Timothy is higher in crude fibre and much relished by house rabbits .

Another good product is Readigrass (Spillers), a pure dried grass which has a 15% protein and 32% fibre. A useful guide to hay can be found in VirginiaRichardson's Rabbits Health, Husbandry & Diseases and includes this chart:

Hay type Protein Fibre Calcium
Lucerne

16%

28%

1.5%

Grass Hay

14%

31%

0.4%

Timothy

8%

30%

0.5%

Wheat straw

3%

35%

0.2%

A nutritious hay can be made for free from nettles. John Sandford described it in his book as "the best of all hays" see harvesting instructions on page 9.

Water: The rabbit¡¯s daily water consumption is about 10% of its body weight (except in lactating does who will consume more than 1 litre per day so water should be supplied ad lib).

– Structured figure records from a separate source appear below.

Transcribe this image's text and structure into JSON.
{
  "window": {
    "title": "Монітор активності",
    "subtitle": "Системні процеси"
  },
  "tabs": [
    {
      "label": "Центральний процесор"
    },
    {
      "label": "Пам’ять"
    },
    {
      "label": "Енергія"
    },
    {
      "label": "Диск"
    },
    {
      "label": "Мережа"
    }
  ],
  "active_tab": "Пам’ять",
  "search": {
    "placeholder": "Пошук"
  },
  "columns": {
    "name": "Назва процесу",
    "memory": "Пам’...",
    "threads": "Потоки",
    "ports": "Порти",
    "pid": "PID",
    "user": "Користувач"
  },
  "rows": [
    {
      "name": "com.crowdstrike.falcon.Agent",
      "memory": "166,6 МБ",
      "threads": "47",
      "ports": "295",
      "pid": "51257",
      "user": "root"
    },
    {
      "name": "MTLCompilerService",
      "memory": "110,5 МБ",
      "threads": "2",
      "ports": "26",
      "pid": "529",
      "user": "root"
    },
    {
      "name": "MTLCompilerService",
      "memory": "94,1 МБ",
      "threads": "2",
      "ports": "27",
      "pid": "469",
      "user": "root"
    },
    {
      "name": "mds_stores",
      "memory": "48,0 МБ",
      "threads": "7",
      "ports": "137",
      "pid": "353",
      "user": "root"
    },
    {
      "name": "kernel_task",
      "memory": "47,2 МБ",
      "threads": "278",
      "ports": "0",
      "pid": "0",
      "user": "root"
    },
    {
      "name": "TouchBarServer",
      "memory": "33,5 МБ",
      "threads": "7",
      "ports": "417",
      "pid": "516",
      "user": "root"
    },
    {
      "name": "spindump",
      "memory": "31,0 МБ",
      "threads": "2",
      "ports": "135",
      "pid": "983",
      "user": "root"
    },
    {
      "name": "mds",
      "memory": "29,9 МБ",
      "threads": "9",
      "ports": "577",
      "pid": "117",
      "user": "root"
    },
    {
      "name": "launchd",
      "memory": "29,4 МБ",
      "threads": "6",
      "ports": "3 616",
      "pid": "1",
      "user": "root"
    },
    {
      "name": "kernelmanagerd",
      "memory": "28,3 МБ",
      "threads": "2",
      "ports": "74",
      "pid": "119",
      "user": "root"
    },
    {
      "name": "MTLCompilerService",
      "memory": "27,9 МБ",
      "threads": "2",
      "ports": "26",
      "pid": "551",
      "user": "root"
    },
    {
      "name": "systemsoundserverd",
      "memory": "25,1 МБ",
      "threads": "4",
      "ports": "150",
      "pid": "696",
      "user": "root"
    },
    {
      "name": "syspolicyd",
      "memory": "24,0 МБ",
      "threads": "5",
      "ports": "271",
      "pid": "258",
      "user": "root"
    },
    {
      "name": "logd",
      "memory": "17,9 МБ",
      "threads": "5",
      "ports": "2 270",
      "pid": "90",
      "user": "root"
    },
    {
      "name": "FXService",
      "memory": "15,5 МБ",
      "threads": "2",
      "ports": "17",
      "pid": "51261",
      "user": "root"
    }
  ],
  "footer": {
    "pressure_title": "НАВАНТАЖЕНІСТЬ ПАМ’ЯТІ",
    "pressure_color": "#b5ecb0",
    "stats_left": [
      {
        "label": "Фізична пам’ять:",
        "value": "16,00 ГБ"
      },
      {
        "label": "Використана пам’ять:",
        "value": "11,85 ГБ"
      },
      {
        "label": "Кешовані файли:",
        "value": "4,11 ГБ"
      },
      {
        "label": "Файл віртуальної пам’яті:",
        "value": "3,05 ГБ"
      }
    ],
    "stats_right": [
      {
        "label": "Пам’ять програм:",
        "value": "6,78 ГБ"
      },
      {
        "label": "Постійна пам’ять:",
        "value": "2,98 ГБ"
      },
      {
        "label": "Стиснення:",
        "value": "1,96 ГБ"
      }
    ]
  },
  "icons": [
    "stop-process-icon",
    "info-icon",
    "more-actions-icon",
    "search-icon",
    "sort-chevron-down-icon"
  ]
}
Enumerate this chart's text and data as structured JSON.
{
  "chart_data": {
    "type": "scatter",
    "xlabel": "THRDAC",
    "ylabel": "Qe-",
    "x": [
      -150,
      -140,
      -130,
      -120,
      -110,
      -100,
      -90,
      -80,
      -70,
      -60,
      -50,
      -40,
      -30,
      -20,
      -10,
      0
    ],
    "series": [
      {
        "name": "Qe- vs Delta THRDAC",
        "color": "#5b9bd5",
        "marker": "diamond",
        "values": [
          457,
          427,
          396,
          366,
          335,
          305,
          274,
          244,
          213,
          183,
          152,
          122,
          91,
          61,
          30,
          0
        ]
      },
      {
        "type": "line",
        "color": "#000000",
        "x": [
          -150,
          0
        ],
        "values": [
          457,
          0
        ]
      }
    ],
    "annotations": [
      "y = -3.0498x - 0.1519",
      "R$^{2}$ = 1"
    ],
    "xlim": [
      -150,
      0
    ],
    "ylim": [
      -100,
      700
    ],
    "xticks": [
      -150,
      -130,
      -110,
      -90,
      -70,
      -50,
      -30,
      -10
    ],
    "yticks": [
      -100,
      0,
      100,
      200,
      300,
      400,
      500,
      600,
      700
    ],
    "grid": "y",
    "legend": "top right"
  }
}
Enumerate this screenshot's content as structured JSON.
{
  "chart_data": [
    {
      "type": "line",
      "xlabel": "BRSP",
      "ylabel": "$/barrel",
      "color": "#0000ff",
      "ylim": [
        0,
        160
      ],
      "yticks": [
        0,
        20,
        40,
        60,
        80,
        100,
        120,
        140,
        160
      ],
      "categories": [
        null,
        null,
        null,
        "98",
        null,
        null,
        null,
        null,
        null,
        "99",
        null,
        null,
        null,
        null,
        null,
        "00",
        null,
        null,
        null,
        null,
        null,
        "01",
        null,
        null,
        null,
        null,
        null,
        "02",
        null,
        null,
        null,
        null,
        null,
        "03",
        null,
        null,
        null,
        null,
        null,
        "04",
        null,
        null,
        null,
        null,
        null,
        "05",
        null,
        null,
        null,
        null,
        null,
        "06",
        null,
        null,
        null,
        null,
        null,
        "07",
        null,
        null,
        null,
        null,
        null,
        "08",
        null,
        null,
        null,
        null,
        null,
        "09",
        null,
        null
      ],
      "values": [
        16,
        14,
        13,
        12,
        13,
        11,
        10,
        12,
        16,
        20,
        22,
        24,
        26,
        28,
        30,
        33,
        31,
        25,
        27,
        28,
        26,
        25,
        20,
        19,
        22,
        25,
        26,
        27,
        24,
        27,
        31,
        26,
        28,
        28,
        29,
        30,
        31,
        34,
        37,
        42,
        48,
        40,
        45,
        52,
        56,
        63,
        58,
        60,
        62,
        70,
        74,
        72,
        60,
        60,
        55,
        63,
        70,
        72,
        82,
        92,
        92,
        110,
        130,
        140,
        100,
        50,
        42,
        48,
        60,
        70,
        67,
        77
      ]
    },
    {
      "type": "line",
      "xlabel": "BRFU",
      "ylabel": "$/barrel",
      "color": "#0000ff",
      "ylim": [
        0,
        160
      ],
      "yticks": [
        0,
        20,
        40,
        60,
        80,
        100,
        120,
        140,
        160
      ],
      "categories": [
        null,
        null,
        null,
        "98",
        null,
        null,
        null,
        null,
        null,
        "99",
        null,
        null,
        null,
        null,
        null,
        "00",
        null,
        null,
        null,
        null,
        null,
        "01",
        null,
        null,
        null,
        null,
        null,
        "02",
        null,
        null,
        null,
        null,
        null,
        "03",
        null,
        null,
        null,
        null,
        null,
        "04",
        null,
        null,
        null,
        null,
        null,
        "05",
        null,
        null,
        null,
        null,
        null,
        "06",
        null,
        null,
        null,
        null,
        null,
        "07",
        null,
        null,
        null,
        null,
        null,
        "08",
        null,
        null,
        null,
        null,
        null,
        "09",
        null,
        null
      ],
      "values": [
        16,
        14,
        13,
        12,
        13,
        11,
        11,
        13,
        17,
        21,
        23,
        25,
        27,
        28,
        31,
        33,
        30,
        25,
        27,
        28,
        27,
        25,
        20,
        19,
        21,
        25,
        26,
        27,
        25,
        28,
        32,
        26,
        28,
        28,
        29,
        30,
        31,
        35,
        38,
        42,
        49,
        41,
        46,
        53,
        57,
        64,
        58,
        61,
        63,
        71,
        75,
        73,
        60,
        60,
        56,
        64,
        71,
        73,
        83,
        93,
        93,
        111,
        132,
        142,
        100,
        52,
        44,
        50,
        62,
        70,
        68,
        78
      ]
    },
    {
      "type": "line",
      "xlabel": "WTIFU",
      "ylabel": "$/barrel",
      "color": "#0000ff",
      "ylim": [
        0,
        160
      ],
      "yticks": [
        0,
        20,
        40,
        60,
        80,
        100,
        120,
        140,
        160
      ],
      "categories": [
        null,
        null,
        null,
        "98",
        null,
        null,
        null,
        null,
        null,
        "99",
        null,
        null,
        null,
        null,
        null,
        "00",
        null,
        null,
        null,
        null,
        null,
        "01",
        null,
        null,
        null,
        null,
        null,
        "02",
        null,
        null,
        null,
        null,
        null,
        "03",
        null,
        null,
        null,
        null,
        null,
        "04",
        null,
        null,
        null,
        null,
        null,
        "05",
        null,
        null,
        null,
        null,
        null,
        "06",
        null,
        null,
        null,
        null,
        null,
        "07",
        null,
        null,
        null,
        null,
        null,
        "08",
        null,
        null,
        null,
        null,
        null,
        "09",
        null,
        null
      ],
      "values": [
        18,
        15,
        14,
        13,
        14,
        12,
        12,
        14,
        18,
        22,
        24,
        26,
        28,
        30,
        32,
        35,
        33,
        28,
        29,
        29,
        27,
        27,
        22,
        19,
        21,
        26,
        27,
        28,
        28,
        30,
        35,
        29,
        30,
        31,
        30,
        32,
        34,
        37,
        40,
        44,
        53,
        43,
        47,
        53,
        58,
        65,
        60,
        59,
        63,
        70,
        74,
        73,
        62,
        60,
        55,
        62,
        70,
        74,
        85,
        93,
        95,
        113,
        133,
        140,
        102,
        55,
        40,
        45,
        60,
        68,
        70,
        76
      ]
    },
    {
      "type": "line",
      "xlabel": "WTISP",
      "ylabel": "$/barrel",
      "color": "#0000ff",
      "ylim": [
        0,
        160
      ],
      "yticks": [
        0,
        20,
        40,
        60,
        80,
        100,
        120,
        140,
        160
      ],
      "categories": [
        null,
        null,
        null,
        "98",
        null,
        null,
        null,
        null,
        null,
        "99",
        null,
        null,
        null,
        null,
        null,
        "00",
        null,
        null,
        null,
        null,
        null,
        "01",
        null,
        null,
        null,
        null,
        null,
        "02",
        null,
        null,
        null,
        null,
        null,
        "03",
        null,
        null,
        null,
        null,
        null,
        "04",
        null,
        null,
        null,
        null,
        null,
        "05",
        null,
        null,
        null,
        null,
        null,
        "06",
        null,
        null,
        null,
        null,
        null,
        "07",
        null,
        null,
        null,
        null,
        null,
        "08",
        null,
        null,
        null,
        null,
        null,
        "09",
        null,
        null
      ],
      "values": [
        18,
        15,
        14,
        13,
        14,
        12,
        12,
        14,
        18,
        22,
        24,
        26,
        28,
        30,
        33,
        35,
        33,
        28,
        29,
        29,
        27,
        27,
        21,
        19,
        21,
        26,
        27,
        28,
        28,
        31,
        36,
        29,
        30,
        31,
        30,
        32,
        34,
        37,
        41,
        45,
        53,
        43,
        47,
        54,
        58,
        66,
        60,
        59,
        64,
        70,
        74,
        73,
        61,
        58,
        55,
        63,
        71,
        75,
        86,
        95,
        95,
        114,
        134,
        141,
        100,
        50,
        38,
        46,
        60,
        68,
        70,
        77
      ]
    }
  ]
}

If using bottles check frequently for leakages as apart from anything else this can lead to a type of moist dermatitis. A rabbit that is used to a drinking bowl may refuse to drink from a bottle and become dehydrated, so it is important to check that any new rabbit is drinking adequately.

Treats: Hard baked bread is relished, also pieces of fresh fruit and some vegetable peelings. Most types of wild greens. Bark and leaves (from trees like willow) are particularly enjoyed; Chocolate biscuits and other types of sweet "treats" do more harm than good and are an absolute no-no.

Vitamins

Vitamins A & B are found in greenfoods and fish liver oils. A deficiency may cause reproductive failures, poor growth and a susceptibility to certain diseases and nervous disorders, although this is rare.

Vitamin C: a valuable nutrient found in most greenfoods and sythensised by the rabbit itself.

Vitamin D: once the scourge of rabbit keepers being responsible for cases of rickets, the modern healthy rabbit that has access to sunlight and produces the vitamin itself.

Vitamin E: present in greenfoods and cereal grains.

Caecotrophy Explained

In 1882 a French veterinary scientist (Charles Morot) published a paper showing that rabbits produced two kinds of faecal pellets, one of which they reingest. One is the hard pellet that is seen on the floor of the hutch, and the other is a soft pellet - called caecotrophes - which is rarely seen as it is taken from the anus and reingested. The significance of this discovery was not realised until many years later.

Morot had realised that food eaten by the rabbit rapidly reaches the stomach where it remains for several hours before being gradually introduced into the small intestine, where the particles that have not been broken down by enzymatic action pass into the caecum.

The content of the caecum - bacteria and large and small food particles that have not been broken down - gradually enters the colon where the particles become surrounded by mucus and form into a string of soft pellets known as caecotrophes.

So the rabbit's colon contains two types of excrement: the hard pellets that are expelled from the anus onto the hutch floor - and the soft pellets which are sucked from the anus and swallowed by the rabbit. Within several hours large numbers of these reingested pellets remain in the stomach, a process that from beginning to end can last for around twenty-four hours.

It is rare to see caecotrophs on the hutch floor - if you do it may be that the diet is unsuitable or that the rabbit is over-eating.

Good Stockmanship

The golden rule to caring for this nonstop eating machine is to feed "little and often".

If the food or water pot is full at the end of the day immediate action should be taken to find out why.

It goes without saying that rabbits that are kept in unsanitary housing, under or over fed, fed irregularly or with the wrong food will quickly lose condition, or succumb to illness.